Dopo la benedizione giunta da più parti rispetto ad una speculazione invisa ad una parte rilavante della città del ponte Ev chiede lumi sui motivi che hanno spinto l'esecutivo Pavan ad avventurarsi tanto in profondità in un campo minato in cui le cariche sono puntualmente saltate per aria alla prova del voto

Dopo che il Comune di Bassano ha bocciato una articolata operazione urbanistica tra la ditta Baxi e la ditta Pengo che prevedeva il beneficio per quest'ultima di un maxi cambio di destinazione d'uso da agricolo a logistico in una zona verde del quartiere San Lazzaro, Europa verde chiede lumi sulle pressioni che in città si sarebbero materializzare affinché dal comune giungesse disco verde per quella che comitati ed esponenti dell'assise municipale, pur fra mille distinguo, avevano bollato come una mera speculazione fondiaria. A porre il problema è proprio il partito ambientalista in una nota diramata ieri 7 agosto.

UNA DOMANDA DI PESO
I vertici veneti, vicentini e bassanesi del partito in buona sostanza si pongono una domanda che da settimane fa il giro della città del ponte. Se alla base della mobilitazione voluta da una parte molto influente della società civile bassanese c'era la necessità che la Baxi caldaie (oggi ubicata nel quartiere San Marco) per potenziare sue linee produttive acquisisse un lotto attiguo di proprietà della Pengo spa, perché quest'ultima per acconsentire ad una semplice operazione tra privati ha preteso a più riprese il cambio di un maxi lotto agricolo a San Lazzaro noto per essere ubicato a pochi passi dal casello della Superstrada pedemontana veneta e a pochi passi da un altro lotto rispetto ai quali altri privati avevano, pure loro invano, preteso il cambio d'uso a polo logistico? Senza dirlo espressamente quindi Ev si domanda se dietro l'operazione non ci sia stato con concorso di interessi tanto serrati e convergenti da mutare in una sorta di lobby più o meno celata dalla penombra.

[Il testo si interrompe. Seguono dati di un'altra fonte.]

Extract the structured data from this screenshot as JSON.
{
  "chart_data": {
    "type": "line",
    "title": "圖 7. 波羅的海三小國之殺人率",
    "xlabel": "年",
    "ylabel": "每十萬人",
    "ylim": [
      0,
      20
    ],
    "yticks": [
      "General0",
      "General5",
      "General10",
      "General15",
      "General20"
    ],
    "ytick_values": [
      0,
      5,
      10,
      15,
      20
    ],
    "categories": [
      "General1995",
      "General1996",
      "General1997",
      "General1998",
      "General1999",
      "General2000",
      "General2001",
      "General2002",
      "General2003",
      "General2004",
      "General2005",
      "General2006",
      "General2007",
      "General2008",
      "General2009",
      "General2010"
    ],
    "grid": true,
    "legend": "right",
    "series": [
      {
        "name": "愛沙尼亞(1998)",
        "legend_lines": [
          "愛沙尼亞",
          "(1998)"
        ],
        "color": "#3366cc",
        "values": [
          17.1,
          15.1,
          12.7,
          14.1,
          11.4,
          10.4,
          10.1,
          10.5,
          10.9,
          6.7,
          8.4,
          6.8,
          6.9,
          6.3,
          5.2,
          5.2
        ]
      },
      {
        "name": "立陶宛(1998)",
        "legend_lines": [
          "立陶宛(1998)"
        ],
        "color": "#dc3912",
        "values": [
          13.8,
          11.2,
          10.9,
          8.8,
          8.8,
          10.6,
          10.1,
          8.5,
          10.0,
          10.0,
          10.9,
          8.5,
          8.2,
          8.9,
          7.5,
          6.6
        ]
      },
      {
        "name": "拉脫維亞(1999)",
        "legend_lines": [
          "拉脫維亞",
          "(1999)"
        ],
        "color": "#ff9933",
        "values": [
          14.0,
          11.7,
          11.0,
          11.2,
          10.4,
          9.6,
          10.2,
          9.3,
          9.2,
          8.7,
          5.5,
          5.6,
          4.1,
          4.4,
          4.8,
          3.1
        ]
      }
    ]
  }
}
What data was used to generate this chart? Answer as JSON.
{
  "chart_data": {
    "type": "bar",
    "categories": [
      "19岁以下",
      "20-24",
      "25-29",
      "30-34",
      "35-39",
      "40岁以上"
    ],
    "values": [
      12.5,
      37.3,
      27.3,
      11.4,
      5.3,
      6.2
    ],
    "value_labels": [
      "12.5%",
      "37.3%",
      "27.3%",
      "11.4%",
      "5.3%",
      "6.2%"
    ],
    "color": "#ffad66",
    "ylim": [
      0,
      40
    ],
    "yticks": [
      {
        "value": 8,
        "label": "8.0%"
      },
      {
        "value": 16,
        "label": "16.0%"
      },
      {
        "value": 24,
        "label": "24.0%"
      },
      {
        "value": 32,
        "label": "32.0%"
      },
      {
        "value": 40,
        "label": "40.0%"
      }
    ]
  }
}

LA MANIFESTAZIONE DEL 4 AGOSTO
La questione non è di poco conto soprattutto alla luce di quanto accaduto venerdì 4 agosto. Quando durante una manifestazione organizzata dai dipendenti della Baxi era emerso   dagli slogan dei circa quattrocento dimostranti come le maestranze fossero ben disposte a far sentire la loro voce perché alla ditta fosse concesso lo spazio per ampliarsi. Ma non volevano saperne di avallare la speculazione edilizia caldeggiata dalla Pengo. Ora già questo elemento contraddiceva seccamente le continue uscite dei vertici provinciali di Cisl e Uil a favore della lottizzazione. Durante la stessa giornata poi è successo l'inimmaginabile.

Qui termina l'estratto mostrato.